Atto II DISTANZIAMENTO - Scena 2: NOMOFOBIA

 

Immagine creata da AI (ADMIND)

Non si chiama più telefono, anche se serve per telefonare; lo smartphone in italiano è diventato il cellulare. Negli anni Ottanta della mia giovinezza era il furgone con cui la Polizia trasportava i detenuti. Per Incoronata «si chiama cellulare perché ti entra nelle cellule».

Nel suo lockdown angosciato esso diventa la connessione per antonomasia: «io sono connessa sono connessa», ripete chiusa nelle sue stanze e benedice quel collegamento, non solo col mondo, anche col cosmo, con se stessa, col divino. La luce dello smartphone è la via di fuga ed è la strada di casa, è bugie e finzione e cruda verità, il tutto e il contrario di tutto escono incessantemente dal suo schermo, in un flusso ipnotico da provocare le vertigini e la nausea.

Nomofobia significa identificazione con il proprio telefono mobile: No Mobile Phobia; in caso di mancanza o rottura del cellulare la persona affetta da questa psicosi attraversa stati d'ansia o di panico. La nostra Incoronata potrebbe esserne vittima perché manifesta sentimenti di affetto, gratitudine e tenerezza nei confronti del suo telefono che «sussurra canzoni e notifiche», «sempre acceso a vegliare su di me».

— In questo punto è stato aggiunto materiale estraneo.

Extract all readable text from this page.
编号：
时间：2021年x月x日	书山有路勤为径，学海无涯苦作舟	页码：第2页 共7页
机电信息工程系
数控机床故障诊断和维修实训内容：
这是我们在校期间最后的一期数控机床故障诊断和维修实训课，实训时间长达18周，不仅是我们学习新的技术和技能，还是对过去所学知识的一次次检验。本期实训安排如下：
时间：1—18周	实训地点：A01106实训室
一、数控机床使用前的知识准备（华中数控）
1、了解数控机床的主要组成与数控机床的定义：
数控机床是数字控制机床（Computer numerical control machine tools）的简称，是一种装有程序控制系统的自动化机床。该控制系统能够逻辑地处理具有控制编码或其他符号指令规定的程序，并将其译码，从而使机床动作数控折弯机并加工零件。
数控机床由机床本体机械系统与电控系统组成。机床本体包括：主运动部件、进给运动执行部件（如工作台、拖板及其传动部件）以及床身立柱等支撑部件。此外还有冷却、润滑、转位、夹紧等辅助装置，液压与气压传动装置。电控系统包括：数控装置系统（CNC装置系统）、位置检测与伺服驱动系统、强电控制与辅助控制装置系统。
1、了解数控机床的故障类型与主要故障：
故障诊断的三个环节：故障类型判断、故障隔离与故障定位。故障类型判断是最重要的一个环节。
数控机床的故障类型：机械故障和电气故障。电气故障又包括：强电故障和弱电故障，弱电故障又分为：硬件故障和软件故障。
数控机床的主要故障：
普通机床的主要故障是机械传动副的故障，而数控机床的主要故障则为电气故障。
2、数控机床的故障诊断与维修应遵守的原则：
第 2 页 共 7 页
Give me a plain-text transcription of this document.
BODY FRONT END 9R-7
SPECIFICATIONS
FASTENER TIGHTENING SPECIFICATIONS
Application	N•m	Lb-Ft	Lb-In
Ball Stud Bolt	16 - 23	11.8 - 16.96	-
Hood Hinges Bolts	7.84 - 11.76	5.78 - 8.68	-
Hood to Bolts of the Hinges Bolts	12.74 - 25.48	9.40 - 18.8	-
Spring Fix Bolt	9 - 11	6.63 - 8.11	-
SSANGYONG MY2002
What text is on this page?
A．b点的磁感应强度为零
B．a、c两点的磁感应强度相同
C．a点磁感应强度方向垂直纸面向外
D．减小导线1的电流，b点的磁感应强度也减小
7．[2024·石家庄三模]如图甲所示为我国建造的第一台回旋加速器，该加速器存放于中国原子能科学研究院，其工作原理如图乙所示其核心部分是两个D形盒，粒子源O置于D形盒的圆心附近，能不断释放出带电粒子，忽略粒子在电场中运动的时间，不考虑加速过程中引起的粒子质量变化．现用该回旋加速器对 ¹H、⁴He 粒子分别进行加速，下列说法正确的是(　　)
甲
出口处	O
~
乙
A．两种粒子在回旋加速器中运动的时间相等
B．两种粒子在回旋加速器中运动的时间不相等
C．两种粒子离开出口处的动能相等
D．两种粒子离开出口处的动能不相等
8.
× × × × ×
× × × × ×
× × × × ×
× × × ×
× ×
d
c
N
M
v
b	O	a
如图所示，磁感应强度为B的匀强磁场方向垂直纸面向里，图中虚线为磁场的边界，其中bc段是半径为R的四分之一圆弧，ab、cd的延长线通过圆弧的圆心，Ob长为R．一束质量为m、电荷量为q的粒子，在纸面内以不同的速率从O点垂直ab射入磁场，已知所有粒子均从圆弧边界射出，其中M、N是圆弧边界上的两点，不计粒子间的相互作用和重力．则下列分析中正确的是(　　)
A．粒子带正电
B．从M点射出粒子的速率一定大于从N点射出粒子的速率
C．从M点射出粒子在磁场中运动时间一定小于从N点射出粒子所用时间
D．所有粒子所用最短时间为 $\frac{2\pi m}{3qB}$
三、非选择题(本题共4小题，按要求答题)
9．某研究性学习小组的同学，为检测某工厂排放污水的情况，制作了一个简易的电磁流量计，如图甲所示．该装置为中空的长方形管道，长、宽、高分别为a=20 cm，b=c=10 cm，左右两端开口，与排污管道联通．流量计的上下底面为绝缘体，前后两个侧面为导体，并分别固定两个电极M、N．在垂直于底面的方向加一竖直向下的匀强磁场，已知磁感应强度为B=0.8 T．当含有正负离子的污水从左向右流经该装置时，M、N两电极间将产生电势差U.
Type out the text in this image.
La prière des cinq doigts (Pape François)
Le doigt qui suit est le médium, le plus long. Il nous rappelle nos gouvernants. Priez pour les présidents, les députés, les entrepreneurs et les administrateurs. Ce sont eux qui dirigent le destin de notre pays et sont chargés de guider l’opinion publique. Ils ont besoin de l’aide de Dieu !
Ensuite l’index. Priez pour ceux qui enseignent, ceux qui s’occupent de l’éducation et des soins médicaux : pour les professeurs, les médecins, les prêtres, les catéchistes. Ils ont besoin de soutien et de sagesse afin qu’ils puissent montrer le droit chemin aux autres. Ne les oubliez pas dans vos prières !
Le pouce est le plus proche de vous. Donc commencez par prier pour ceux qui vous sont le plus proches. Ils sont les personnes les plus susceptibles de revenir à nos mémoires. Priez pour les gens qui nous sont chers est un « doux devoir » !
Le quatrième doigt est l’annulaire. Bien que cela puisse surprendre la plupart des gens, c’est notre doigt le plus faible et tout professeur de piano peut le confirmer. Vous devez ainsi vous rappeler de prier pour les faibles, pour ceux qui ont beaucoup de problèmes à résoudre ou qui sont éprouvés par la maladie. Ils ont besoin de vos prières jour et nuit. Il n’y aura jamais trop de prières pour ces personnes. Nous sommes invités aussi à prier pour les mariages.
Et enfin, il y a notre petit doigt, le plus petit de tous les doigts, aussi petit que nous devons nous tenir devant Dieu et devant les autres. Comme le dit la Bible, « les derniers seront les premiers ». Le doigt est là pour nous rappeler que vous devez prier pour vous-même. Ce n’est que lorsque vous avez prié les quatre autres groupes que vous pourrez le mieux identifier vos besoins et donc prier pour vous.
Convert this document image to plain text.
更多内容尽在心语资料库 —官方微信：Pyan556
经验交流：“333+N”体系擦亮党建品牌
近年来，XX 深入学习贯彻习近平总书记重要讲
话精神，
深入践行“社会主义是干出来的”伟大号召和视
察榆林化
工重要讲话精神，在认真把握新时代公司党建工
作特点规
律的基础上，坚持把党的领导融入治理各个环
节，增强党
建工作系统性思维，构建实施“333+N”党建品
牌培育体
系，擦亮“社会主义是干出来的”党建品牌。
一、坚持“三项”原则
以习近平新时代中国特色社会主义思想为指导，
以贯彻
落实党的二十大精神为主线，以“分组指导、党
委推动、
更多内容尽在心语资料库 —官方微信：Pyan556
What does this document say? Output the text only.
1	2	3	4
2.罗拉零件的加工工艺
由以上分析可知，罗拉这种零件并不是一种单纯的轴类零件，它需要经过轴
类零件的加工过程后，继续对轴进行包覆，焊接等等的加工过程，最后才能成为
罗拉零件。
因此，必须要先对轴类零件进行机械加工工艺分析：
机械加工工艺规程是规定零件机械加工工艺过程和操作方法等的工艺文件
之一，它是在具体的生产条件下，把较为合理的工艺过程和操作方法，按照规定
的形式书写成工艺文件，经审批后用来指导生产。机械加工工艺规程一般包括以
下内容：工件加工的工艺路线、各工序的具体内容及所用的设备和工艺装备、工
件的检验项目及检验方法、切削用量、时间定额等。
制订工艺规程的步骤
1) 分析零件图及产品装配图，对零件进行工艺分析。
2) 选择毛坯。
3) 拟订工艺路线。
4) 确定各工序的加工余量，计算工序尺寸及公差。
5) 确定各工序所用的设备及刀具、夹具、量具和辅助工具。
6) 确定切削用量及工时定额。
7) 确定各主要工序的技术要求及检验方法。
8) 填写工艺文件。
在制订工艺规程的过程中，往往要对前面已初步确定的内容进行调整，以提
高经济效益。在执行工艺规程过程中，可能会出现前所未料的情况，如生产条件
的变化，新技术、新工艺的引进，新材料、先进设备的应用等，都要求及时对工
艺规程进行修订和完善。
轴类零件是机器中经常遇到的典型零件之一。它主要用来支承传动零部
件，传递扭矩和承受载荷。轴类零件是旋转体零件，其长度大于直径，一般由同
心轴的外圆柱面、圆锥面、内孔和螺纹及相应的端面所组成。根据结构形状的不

È lui che veicola il flusso di informazioni che, come un sangue, nutre i pensieri di Incoronata, è a lui che rivolge la domanda cruciale, in preda alla confusione, durante la «merenda di news»: «Ma ci dicono la verità?»

È sempre lui, il cellulare, a ricordare che l'indomani avrebbe incontrato Ovidio, «catapultati fuori dagli schermi» e si addormenta con un sorriso emozionato.